Learning a wide-coverage generalized classifier model for Sinhala morphology

Abstract

Morphological analysis is of utmost importance in almost all upstream Natural Language Processing Natural Language Processing (NLP) tasks. Sinhala is the native language of a majority of people in Sri Lanka and is a morphologically rich agglutinative language. This calls for a robust approach for wide-coverage stem or lemma extraction from free text. Though there have been attempts to perform such morphological analysis using linguist-specified rules, data-driven methods using computational algorithms are needed to deal with unforeseen word-form occurrences. Hence the need to be able to learn morphology from freely occurring text using computational algorithms. In this study, I explore the use of deep learning algorithms based on vanilla Recurrent Neural Network (RNN), Long Short-Term Memory (LSTM) and Gated Recurrent Units (GRU) to learn mappings between word forms and their corresponding stems or roots. With the use of a previously generated data-set comprising of a list of word-root pairs, the tensorflow backend of the keras open source library was used in the implementations of the above mentioned models to experiment the automatic discovery of these mappings. The learnt models are also tested on previously unseen Sinhala words. Several experiments were carried out using different feature representations, deep learning architectures and various loss functions.
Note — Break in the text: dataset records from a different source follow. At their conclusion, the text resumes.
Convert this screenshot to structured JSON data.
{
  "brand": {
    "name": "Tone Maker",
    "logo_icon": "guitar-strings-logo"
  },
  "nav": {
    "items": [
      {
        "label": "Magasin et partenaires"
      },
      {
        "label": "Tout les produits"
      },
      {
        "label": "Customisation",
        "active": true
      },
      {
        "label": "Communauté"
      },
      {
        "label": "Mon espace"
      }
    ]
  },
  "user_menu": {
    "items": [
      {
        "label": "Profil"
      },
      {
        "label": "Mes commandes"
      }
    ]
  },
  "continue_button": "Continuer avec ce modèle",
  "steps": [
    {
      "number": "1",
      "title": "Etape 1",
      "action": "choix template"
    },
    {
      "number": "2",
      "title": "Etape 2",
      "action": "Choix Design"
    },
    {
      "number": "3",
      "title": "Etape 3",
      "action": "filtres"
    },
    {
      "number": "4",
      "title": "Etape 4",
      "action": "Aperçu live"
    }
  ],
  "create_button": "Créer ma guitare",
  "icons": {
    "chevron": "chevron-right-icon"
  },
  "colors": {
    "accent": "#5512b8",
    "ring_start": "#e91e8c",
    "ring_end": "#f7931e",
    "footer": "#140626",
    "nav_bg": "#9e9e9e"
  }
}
An accuracy of just under 72% was obtained for the Simple RNN model, while accuracies of around 75% were obtained for the LSTM and GRU models. It can be seen that GRU and LSTM models can generate suitable computational models for wide-coverage lemmatizers for the Sinhala language. An error analysis was performed on the incorrect lemmatizations generated during the experiments, and categorized into five types. Out of them one-third of the errors were owing to the mapped lemma being the same as the original word, while a further significant proportion of errors pertained to situations where the predicted word is not a substring of the original word. Future work should focus on addressing these two types of errors and obtaining more optimized results.